Naranjo, Nano y Chilunda, tres impetuosos estrenos con el CD Tenerife

Un punto en Tarragona, y mucho que mejorar. El CD Tenerife se estrenó con un empate sobre la bocina y tres estrenos sobre el verde, los de Nano, Naranjo y Chilunda. En el caso del tinerfeño, un reestreno con mucho ímpetu y muchas ganas de agradar, y un punto óptimo a nivel físico.

Tanto el onubense como el tanzano también disfrutaron de sus primeros minutos oficiales con la casaca blanquiazul a pesar de no estar al cien por cien. Ambos manejarán, a priori, roles bien distintos en la plantilla que dirige Joseba Etxeberria.

NANO, MOVILIDAD Y PUNDONOR

El delantero tinerfeño volvió a defender los colores blanquiazules dos años y dos meses después (junio de 2016 ante el Bilbao Athletic), con un despliegue físico encomiable, aunque sin la suerte deseada ante Bernabé, que evitó en dos ocasiones muy claras el primer gol en su cuenta personal goleadora.

A mil revoluciones en algunos tramos de partido (Naranjo tuvo que calmarle en los últimos instantes tras una hacer una entrada a destiempo), intentó maniatar a la zaga del Nàstic saliendo de su zona de confort, y no dando un solo balón por perdido. El reestreno de Nano no fue el ideal, pero estuvo cerca de serlo.
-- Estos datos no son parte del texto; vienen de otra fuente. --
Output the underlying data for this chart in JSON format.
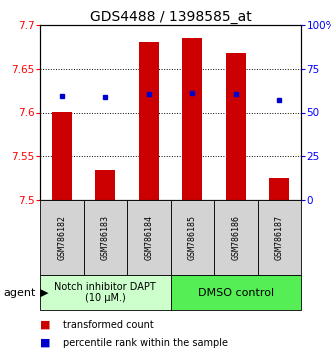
{
  "title": "GDS4488 / 1398585_at",
  "samples": [
    "GSM786182",
    "GSM786183",
    "GSM786184",
    "GSM786185",
    "GSM786186",
    "GSM786187"
  ],
  "bar_values": [
    7.601,
    7.534,
    7.681,
    7.685,
    7.668,
    7.525
  ],
  "bar_base": 7.5,
  "percentile_values": [
    7.619,
    7.618,
    7.621,
    7.622,
    7.621,
    7.614
  ],
  "ylim": [
    7.5,
    7.7
  ],
  "yticks_left": [
    7.5,
    7.55,
    7.6,
    7.65,
    7.7
  ],
  "yticks_right_vals": [
    7.5,
    7.55,
    7.6,
    7.65,
    7.7
  ],
  "yticks_right_labels": [
    "0",
    "25",
    "50",
    "75",
    "100%"
  ],
  "bar_color": "#cc0000",
  "percentile_color": "#0000cc",
  "group1_label": "Notch inhibitor DAPT\n(10 μM.)",
  "group2_label": "DMSO control",
  "group1_samples": [
    0,
    1,
    2
  ],
  "group2_samples": [
    3,
    4,
    5
  ],
  "group1_color": "#ccffcc",
  "group2_color": "#55ee55",
  "agent_label": "agent",
  "legend_bar_label": "transformed count",
  "legend_dot_label": "percentile rank within the sample",
  "title_fontsize": 10,
  "tick_fontsize": 7.5,
  "sample_fontsize": 6,
  "agent_fontsize": 8,
  "legend_fontsize": 7
}
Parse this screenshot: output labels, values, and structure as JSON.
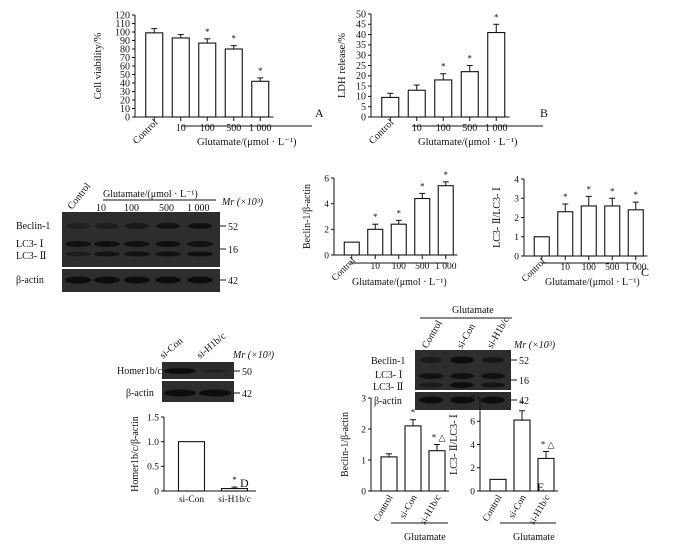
{
  "panel_letters": {
    "A": "A",
    "B": "B",
    "C": "C",
    "D": "D",
    "E": "E"
  },
  "significance_marker": "*",
  "significance_marker_2": "△",
  "chart_data": [
    {
      "id": "A",
      "type": "bar",
      "categories": [
        "Control",
        "10",
        "100",
        "500",
        "1 000"
      ],
      "values": [
        99,
        93,
        87,
        80,
        42
      ],
      "errors": [
        5,
        4,
        5,
        4,
        4
      ],
      "significant": [
        false,
        false,
        true,
        true,
        true
      ],
      "ylabel": "Cell viability/%",
      "ylim": [
        0,
        120
      ],
      "yticks": [
        0,
        10,
        20,
        30,
        40,
        50,
        60,
        70,
        80,
        90,
        100,
        110,
        120
      ],
      "xlabel": "Glutamate/(μmol · L⁻¹)"
    },
    {
      "id": "B",
      "type": "bar",
      "categories": [
        "Control",
        "10",
        "100",
        "500",
        "1 000"
      ],
      "values": [
        9.5,
        13,
        18,
        22,
        41
      ],
      "errors": [
        2,
        2.5,
        3,
        3,
        4
      ],
      "significant": [
        false,
        false,
        true,
        true,
        true
      ],
      "ylabel": "LDH release/%",
      "ylim": [
        0,
        50
      ],
      "yticks": [
        0,
        5,
        10,
        15,
        20,
        25,
        30,
        35,
        40,
        45,
        50
      ],
      "xlabel": "Glutamate/(μmol · L⁻¹)"
    },
    {
      "id": "C1",
      "type": "bar",
      "categories": [
        "Control",
        "10",
        "100",
        "500",
        "1 000"
      ],
      "values": [
        1.0,
        2.0,
        2.4,
        4.4,
        5.4
      ],
      "errors": [
        0,
        0.4,
        0.3,
        0.4,
        0.3
      ],
      "significant": [
        false,
        true,
        true,
        true,
        true
      ],
      "ylabel": "Beclin-1/β-actin",
      "ylim": [
        0,
        6
      ],
      "yticks": [
        0,
        2,
        4,
        6
      ],
      "xlabel": "Glutamate/(μmol · L⁻¹)"
    },
    {
      "id": "C2",
      "type": "bar",
      "categories": [
        "Control",
        "10",
        "100",
        "500",
        "1 000"
      ],
      "values": [
        1.0,
        2.3,
        2.6,
        2.6,
        2.4
      ],
      "errors": [
        0,
        0.4,
        0.5,
        0.4,
        0.4
      ],
      "significant": [
        false,
        true,
        true,
        true,
        true
      ],
      "ylabel": "LC3- Ⅱ/LC3- Ⅰ",
      "ylim": [
        0,
        4
      ],
      "yticks": [
        0,
        1,
        2,
        3,
        4
      ],
      "xlabel": "Glutamate/(μmol · L⁻¹)"
    },
    {
      "id": "D",
      "type": "bar",
      "categories": [
        "si-Con",
        "si-H1b/c"
      ],
      "values": [
        1.0,
        0.05
      ],
      "errors": [
        0,
        0.03
      ],
      "significant": [
        false,
        true
      ],
      "ylabel": "Homer1b/c/β-actin",
      "ylim": [
        0,
        1.5
      ],
      "yticks": [
        "0",
        "0.5",
        "1.0",
        "1.5"
      ],
      "xlabel": ""
    },
    {
      "id": "E1",
      "type": "bar",
      "categories": [
        "Control",
        "si-Con",
        "si-H1b/c"
      ],
      "values": [
        1.1,
        2.1,
        1.3
      ],
      "errors": [
        0.1,
        0.2,
        0.2
      ],
      "significant": [
        false,
        true,
        true
      ],
      "significant_2": [
        false,
        false,
        true
      ],
      "ylabel": "Beclin-1/β-actin",
      "ylim": [
        0,
        3
      ],
      "yticks": [
        0,
        1,
        2,
        3
      ],
      "xlabel": "Glutamate"
    },
    {
      "id": "E2",
      "type": "bar",
      "categories": [
        "Control",
        "si-Con",
        "si-H1b/c"
      ],
      "values": [
        1.0,
        6.1,
        2.8
      ],
      "errors": [
        0,
        0.8,
        0.6
      ],
      "significant": [
        false,
        true,
        true
      ],
      "significant_2": [
        false,
        false,
        true
      ],
      "ylabel": "LC3- Ⅱ/LC3- Ⅰ",
      "ylim": [
        0,
        8
      ],
      "yticks": [
        0,
        2,
        4,
        6,
        8
      ],
      "xlabel": "Glutamate"
    }
  ],
  "blot_C": {
    "header": "Glutamate/(μmol · L⁻¹)",
    "lanes": [
      "Control",
      "10",
      "100",
      "500",
      "1 000"
    ],
    "rows": [
      "Beclin-1",
      "LC3- Ⅰ",
      "LC3- Ⅱ",
      "β-actin"
    ],
    "mr_label": "Mr (×10³)",
    "mr_values": [
      "52",
      "16",
      "42"
    ]
  },
  "blot_D": {
    "lanes": [
      "si-Con",
      "si-H1b/c"
    ],
    "rows": [
      "Homer1b/c",
      "β-actin"
    ],
    "mr_label": "Mr (×10³)",
    "mr_values": [
      "50",
      "42"
    ]
  },
  "blot_E": {
    "header": "Glutamate",
    "lanes": [
      "Control",
      "si-Con",
      "si-H1b/c"
    ],
    "rows": [
      "Beclin-1",
      "LC3- Ⅰ",
      "LC3- Ⅱ",
      "β-actin"
    ],
    "mr_label": "Mr (×10³)",
    "mr_values": [
      "52",
      "16",
      "42"
    ]
  }
}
Su actitud, incontestable.

NARANJO, UN DÍA ESPECIAL

Lo comentábamos días antes del debut liguero del CD Tenerife. José Naranjo no llegaba en las mejores condiciones físicas al partido ante 'su' Nàstic, y chocó no verle de inicio, pero era obvio que tendría minutos en un escenario donde se dio a conocer en el fútbol profesional, donde dio el salto de joven promesa, a crack del fútbol de plata.

Luchará por un puesto de titular con Malbasic y Nano, que en estado de gracia sería difícil verles en el banquillo. Esto es, o Etxeberria cambia la disposición táctica para juntar a los tres actores principales ofensivos (con Suso como damnificado), o bien, seremos testigos de una bonita y exigente lucha por la titularidad en clave ofensiva.
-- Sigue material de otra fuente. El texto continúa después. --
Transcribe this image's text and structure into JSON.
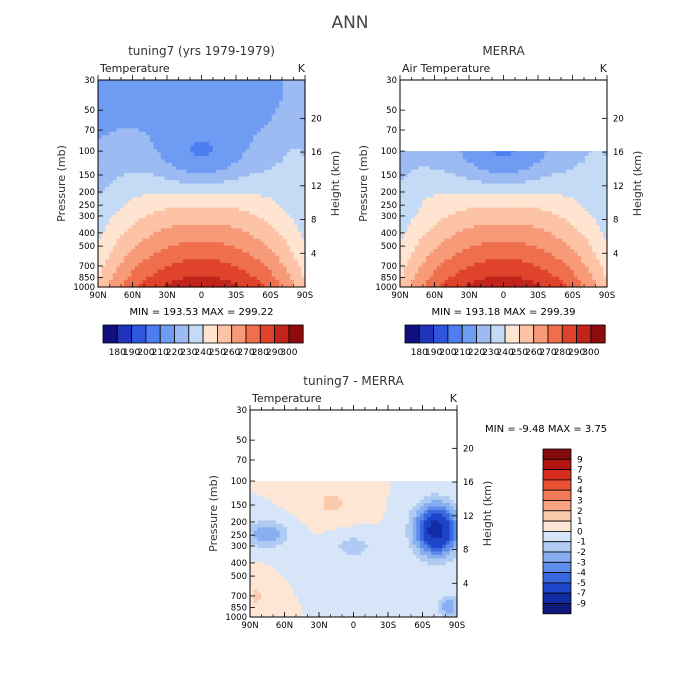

En solo dos acciones, nada más pisar el césped, Naranjo ya dio muestras de lo que es capaz. Incluso ya tira de galones, discutiéndole los lanzamientos de falta a los Milla, Acosta y compañía.

CHILUNDA, UNA INCÓGNITA

Al delantero tanzano se le vieron maneras en los pocos minutos que estuvo sobre el verde, pero apenas tocó dos balones y uno de ellos ni siquiera encontró rematador cuando el partido agonizaba. Se movió con libertad en el ataque blanquiazul y se ofreció para asociarse en los últimos metros, situación harto complicada dado el repliegue intensivo del equipo local en su ánimo de amarrar el 1-0 hasta el pitido final.

Está por ver lo que puede ofrecer, una vez que cuaje a nivel físico. A priori, parece que adoptará el rol de revulsivo ofensivo dadas las piezas de gran valor con las que cuenta Etxeberria con responsabilidad de gol.